This past Wednesday, I had the pleasure of attending a tomato sauce canning class that was put on by Slow Food Columbus. The class was taught by Rachel of Hounds in the Kitchen.
To give a brief description of who these folks are, Slow Food is a movement that started in 1989. It’s goal is to get people to not only start cooking for themselves, but to support local suppliers, AND take the time to get to know who the folks are behind your local farms and businesses. It’s a movement to counteract the idea of fast food and to help educate people on where food comes from and how to purchase and eat responsibly. Most places across the US have a Slow Food chapter in their area! If you are interested, take a look at the website to see where your local chapter is located.
Rachel, runs what she calls her Urban Homestead. Rachel, along with her husband and their daughter, grow the majority of their own produce and herbs, they can a lot of sauces, and they just started raising chickens. She is doing what I hope to be doing over the next several years. I just need to learn! And taking a canning class is a start in the right direction.
I was so excited when I found out about this class because I honestly have been wanting to learn how to can for quite sometime. I know that my grandmother used to can along with the majority of my elder relatives. I want to be able to do that too! I fully feel that canning is a handy skill to have. Not only will you be preserving foods that you made, but you are also cutting grocery costs and being environmentally friendly. Other than Rachel, I don’t know anyone who cans so I didn’t really have a way to learn until now.
The class was held at The Dispatch Kitchen located on the second floor of The North Market. For non-locals, The Dispatch is the local paper and The North Market is a huge market containing local vendors. Here you can buy everything from produce, to meats, to popcorn. Literally a one-stop-shop for all your shopping needs. I was drooling over the fridge with French style doors!
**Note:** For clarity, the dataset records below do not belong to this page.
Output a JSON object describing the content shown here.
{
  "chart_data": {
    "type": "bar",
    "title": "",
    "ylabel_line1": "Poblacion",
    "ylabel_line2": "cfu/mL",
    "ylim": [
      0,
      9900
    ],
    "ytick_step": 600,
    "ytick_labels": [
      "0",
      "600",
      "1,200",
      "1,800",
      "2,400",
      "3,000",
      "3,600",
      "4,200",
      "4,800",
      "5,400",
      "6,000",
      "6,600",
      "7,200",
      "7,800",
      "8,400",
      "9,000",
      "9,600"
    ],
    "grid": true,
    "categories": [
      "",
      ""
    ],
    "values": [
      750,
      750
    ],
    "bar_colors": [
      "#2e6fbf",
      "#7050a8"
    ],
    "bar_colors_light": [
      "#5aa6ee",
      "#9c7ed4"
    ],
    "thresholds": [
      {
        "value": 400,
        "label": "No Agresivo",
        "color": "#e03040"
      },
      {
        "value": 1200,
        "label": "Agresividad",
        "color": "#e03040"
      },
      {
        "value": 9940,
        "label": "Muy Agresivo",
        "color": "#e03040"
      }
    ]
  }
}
The Dispatch Test Kitchen is equipped for filming purposes, as you can see by the huge lights at the top. I was more interested in the huge beam! I love that wooden beam! It was totally gorgeous and rustic.
Rachel went over the process of canning with us, everything from starting the sauce to the actual canning part. Everybody in the class got to come up and can their own jar! We pulled it out of the water bath, filled the jar, put the lid on, and then set it back in the water bath to cook and sterilize. The jar sizes were pints, and the cooking time once all the jars were back in the pot was 35 minutes.
I learned so much about canning! Stuff I never realized and stuff that I didn’t take into consideration. For example, flavors and herbs intensify the longer something sits. So it’s best not to supercharge a sauce with a ton of flavor right from the start because a few months later when you open it up, it might be way more intense than you want. It’s best to be basic and simple, then doctor the sauce up when you use it.
Also, not all varieties of tomatoes have the same acidity level. The lighter color ones, like the orange ones, have less acidity than say, a huge red variety. And that San Marzanos actually have the least acidity of the red tomatoes!
Admittedly the idea of canning has me both excited and nervous. I really, really, really, want to be able to can my own things. This is what I was excited about learning! However Rachel explained the idea of acidity and that in order for something to be can-able, it must have a certain level of acidity to it. She suggested following a recipe that has been researched and studied several times (like the ones you would find on the Ball website) because they are going to be the most successful. That creating a recipe up on the fly might not be the wisest choice.
This sort of bummed me out a bit. I am the worst at following a recipe. I always want to add my own spin to things, but adjusting the seasoning and ingredients will then adjust the acidity level.
Acidity levels weren’t something that was even on my canning obstacle radar. Now I’m wondering if I would be able to can my salsas and sauce? I’m not sure what their acidity level is and I’m not sure how to find out. My best option, I think, is to research everything first and go from there. I will can something though, I am determined!
If you are interested in canning, Rachel is currently doing a canning series on her site which is filled with loads of information. We were also told that most of the vendors at the local farmer’s markets will hook you up with multiple pounds of tomatoes if you just ask them and give them enough notice. Also, The Greener Grocer, located in The North Market will gladly work with you on getting as many tomatoes as you need for your canning purposes.
Do you can? If you do, what kind of things do you can? If you don’t can, are you interested learning or is it something you have no desire to do?